And in Schneider, the breach met this standard. When the EC failed to detail in its statement of objections to the Schneider merger the specific theory of harm on which it relied, it effectively denied Schneider its fundamental right to respond to the commission's merger objections.
While the court indicated that it would forgive almost everything–except grave and manifest errors–in the commission's substantive analysis because of the need for speed in making merger decisions, the error here was a matter of mandatory procedure, and not of discretion.
“The dividing line seems to be that in situations where the commission has discretion, it is quite difficult for it to exceed that discretion so grossly as to trigger its liability,” Weitbrecht says. “But where the commission has no discretion in applying procedural rules, the standard is more easily met.”
The distinction was to prove fatal to MyTravel's claim.
Human Error
MyTravel based its claim on two allegations. The first was that the commission had erred in its assessment of the transaction's substantive effect on competition, more specifically whether it gave rise to a position of collective dominance in the relevant market. The second attacked the commission's treatment of the commitments offered by MyTravel to remedy its anti-competitive concerns.
Using the same standard for determining liability that it did in Schneider, the court decided that the facts of this case did not merit damages, even though it had overturned the EC's ruling prohibiting the merger.
“MyTravel recognizes that human error is a fact of life, and so you can have two types of mistakes: those within the bounds of the commission's discretion that are nonetheless sufficient to justify annulment; and those that are so far outside the normal bounds of that discretion that they give rise to damages,” says Jean-Fran?ois Bellis, a competition partner at Van Bael & Bellis in Brussels.
In concluding that the commission should not face damages for all erroneous decisions, the court noted that the regulators frequently had to assess complex situations while working under very strict time constraints. Indeed, the court went so far as to say that in these circumstances the commission's margin of discretion was broad enough to permit practices that varied and decisions that were not rigorously consistent across individual cases.
“The message from MyTravel is that when the commission does a good job but just gets it wrong, it will not be liable in damages,” Gilliams says.
Contrary to some of the expectations that flowed from Schneider, then, MyTravel can be seen as an affirmation that the CFI intends to protect the integrity of the European merger control system, which–as the court pointed out–is in the general interest of the EU.
Apples vs. Apples
Critics of MyTravel, however, say that the commission's errors were not sufficiently different from the errors in Schneider to justify what they say are disjointed results. But other observers say the problem is with the law, rather than with the court.

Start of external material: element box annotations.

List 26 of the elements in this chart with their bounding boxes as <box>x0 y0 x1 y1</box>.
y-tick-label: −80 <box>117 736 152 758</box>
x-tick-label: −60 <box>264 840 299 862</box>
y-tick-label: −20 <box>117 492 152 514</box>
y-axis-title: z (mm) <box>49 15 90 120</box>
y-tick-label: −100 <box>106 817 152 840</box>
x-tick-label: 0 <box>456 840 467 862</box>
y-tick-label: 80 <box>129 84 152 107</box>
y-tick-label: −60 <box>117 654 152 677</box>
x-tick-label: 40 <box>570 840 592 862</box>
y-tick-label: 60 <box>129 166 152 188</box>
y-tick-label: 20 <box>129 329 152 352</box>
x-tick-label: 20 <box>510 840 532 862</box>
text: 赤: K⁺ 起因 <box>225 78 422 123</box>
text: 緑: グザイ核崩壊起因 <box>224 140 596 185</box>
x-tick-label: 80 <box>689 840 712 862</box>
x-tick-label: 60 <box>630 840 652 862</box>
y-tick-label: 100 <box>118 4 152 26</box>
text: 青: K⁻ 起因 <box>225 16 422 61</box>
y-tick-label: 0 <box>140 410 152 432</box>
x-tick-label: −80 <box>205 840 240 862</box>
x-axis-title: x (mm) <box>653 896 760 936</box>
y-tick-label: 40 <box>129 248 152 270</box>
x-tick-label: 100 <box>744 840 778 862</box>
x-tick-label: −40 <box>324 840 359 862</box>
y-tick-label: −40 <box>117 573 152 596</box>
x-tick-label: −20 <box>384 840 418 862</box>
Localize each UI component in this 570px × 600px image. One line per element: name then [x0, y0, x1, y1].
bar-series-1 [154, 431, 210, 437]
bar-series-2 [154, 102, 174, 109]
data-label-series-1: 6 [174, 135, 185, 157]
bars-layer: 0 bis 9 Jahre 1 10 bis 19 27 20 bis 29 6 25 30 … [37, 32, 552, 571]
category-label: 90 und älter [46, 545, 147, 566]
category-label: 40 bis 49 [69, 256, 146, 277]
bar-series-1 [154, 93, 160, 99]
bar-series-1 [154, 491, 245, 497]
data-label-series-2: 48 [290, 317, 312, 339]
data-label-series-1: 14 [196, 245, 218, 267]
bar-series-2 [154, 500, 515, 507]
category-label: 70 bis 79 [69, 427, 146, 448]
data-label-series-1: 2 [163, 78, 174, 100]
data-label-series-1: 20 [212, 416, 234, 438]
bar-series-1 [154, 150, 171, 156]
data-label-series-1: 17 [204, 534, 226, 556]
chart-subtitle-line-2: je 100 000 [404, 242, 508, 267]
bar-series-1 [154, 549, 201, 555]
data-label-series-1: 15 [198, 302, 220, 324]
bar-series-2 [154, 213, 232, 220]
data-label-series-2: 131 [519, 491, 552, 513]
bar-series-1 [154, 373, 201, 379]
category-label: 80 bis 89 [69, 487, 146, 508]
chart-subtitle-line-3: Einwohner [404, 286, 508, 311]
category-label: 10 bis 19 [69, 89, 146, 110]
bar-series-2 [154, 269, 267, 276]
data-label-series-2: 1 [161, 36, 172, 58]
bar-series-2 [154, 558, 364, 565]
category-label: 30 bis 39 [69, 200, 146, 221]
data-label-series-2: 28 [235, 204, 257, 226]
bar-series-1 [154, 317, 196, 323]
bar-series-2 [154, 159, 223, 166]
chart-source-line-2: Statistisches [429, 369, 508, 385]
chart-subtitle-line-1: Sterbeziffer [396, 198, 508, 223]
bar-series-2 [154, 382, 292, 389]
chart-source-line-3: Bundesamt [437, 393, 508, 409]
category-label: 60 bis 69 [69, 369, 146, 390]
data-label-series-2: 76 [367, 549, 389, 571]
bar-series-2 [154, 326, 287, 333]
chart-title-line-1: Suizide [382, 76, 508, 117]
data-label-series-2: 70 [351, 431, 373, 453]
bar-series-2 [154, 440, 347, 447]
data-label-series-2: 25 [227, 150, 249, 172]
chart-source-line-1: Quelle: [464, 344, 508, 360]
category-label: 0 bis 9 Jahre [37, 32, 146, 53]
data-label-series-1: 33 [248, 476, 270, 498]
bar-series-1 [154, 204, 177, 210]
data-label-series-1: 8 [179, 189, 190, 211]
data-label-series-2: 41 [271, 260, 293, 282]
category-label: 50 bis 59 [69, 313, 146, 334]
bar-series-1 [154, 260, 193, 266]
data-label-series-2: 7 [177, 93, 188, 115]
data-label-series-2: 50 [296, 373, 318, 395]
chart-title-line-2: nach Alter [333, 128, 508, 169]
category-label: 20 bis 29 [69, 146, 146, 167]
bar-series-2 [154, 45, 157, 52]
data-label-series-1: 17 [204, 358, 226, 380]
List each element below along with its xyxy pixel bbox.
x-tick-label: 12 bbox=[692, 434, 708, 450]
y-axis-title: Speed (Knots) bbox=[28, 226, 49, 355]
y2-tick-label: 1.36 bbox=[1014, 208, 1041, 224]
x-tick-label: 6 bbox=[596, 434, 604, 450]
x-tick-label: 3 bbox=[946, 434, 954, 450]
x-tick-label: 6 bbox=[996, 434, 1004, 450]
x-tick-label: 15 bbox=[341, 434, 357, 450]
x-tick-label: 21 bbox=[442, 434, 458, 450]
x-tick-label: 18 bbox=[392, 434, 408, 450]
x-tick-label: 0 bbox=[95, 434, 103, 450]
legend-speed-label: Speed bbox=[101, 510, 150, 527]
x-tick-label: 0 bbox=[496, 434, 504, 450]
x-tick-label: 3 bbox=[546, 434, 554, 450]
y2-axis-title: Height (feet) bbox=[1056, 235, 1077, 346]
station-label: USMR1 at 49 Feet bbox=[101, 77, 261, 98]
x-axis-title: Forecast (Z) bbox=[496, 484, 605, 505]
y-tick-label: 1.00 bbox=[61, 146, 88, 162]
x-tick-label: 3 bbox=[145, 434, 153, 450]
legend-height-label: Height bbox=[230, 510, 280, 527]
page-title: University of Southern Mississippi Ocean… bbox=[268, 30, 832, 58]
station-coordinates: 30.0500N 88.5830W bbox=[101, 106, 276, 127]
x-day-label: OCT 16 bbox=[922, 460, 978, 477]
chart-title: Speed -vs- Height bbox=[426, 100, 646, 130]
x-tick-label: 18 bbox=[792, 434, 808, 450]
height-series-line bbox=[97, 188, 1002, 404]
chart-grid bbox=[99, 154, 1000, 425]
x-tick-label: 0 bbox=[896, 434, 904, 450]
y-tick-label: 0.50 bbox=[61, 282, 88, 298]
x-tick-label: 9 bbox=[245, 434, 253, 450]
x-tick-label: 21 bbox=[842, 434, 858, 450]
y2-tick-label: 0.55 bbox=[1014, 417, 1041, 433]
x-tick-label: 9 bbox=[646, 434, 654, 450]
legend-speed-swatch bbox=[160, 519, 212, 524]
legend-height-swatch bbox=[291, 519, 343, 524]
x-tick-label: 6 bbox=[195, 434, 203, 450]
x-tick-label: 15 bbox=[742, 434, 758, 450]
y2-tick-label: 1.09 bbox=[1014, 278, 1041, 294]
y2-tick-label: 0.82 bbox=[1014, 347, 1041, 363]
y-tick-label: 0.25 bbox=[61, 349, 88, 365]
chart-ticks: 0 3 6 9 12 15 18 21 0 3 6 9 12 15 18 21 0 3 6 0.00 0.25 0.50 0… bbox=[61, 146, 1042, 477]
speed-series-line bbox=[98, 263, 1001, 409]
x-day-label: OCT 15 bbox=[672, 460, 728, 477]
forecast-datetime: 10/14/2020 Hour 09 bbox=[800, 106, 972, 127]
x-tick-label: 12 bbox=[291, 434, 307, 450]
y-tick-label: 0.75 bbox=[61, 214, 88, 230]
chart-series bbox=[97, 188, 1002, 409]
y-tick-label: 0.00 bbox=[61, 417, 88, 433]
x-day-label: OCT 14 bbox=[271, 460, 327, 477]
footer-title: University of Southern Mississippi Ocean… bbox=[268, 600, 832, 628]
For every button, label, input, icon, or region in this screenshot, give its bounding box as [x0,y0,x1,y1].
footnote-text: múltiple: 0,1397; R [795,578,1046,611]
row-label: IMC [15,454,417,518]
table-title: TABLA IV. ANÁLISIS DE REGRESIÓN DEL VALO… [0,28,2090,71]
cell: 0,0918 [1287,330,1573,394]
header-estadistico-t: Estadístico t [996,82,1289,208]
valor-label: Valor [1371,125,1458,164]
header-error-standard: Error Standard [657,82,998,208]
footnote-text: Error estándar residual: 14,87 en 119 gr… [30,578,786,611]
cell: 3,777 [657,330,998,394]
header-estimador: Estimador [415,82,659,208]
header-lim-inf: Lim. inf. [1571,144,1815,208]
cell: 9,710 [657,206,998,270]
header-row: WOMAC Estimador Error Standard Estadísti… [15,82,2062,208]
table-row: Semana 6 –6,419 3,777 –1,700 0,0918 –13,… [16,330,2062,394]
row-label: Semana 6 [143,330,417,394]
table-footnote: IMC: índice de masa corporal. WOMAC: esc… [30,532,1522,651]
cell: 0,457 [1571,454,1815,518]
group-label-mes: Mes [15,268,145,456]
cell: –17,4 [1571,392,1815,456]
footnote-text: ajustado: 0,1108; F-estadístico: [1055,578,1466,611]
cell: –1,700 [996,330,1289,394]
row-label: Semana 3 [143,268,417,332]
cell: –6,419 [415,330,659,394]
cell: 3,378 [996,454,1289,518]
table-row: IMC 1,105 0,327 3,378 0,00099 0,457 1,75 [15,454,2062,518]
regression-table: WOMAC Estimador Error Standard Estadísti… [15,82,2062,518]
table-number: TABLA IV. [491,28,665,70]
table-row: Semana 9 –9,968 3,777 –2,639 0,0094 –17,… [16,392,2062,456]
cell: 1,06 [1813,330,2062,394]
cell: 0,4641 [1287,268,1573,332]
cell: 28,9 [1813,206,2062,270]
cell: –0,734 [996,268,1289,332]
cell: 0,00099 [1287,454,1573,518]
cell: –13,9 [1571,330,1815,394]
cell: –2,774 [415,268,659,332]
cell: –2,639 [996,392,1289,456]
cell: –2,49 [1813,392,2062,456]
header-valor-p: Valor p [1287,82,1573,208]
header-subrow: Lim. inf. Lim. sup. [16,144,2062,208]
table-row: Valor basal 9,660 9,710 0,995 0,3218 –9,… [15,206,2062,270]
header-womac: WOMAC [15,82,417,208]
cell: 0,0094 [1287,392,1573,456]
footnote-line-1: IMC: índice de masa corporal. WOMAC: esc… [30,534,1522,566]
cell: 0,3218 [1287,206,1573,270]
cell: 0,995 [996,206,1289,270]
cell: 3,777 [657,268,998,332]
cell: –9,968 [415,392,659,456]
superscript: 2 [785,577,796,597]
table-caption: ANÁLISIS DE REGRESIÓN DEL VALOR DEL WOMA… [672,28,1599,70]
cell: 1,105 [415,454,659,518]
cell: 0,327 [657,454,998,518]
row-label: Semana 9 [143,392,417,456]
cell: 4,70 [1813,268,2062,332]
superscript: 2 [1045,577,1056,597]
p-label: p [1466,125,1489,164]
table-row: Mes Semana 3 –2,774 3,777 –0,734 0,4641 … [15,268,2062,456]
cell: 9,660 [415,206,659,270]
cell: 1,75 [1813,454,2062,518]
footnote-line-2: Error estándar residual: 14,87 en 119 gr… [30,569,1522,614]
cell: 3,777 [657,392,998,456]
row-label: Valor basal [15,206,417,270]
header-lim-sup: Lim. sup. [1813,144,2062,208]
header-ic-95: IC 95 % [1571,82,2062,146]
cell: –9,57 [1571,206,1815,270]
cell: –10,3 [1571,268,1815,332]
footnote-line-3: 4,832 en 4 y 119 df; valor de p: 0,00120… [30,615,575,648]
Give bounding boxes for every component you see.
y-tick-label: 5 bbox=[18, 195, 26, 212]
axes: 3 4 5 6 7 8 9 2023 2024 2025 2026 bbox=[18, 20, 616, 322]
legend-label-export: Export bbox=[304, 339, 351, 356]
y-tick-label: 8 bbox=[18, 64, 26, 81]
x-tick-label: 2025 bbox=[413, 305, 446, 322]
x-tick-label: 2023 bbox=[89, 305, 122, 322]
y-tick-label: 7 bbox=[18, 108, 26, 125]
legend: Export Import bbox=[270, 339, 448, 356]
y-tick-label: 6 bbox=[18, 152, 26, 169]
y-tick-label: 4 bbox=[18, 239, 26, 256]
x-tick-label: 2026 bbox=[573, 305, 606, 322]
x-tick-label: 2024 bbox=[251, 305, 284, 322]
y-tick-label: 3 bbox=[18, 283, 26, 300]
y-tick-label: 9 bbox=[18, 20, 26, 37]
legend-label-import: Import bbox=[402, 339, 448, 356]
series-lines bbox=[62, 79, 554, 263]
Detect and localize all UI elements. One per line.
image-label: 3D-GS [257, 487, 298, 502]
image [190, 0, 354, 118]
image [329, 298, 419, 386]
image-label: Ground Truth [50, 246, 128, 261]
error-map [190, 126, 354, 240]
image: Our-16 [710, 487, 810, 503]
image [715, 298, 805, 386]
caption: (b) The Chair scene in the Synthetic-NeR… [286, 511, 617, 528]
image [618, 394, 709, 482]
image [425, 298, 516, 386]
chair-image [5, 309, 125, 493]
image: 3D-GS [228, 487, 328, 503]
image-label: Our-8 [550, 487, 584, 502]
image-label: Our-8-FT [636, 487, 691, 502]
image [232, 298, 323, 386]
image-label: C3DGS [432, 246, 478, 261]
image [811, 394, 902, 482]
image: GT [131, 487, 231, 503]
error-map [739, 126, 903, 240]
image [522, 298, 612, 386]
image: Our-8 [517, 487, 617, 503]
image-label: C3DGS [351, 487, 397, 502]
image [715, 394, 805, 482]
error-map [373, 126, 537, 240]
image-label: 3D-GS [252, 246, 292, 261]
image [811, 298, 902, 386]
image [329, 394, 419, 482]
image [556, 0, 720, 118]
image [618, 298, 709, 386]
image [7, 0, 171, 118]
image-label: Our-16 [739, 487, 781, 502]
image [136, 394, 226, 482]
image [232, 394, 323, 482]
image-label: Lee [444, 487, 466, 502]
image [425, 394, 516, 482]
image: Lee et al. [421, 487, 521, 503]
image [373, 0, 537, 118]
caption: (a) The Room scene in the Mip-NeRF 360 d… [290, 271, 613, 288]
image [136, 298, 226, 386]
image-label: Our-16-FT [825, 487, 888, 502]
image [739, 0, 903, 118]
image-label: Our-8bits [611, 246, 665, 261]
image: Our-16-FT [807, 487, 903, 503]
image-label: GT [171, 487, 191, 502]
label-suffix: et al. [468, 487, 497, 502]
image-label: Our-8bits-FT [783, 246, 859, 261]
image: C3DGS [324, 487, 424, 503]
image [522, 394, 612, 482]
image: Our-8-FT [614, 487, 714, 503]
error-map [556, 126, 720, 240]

“The law demands, in effect, that a party must prove that a legal tort or wrong, not just an error, has occurred in order to recover damages,” Gilliams says.
The upshot, Gilliams maintains, is that merger parties don't have any protection when they're negotiating with the commission.
“If the commission gets it wrong, it will probably take a year and a half to have the prohibition reversed in court, and I never met a client willing to keep the transaction alive that long unless there was a reasonable possibility of compensation for the commission's error,” he says.
What Gilliams suggests is a no-fault compensation scheme where the EC has made an error that doesn't attract damages.
“That's not necessarily the best outcome, but it may be the only solution for companies that must invest enormous amounts in setting up mergers,” he says.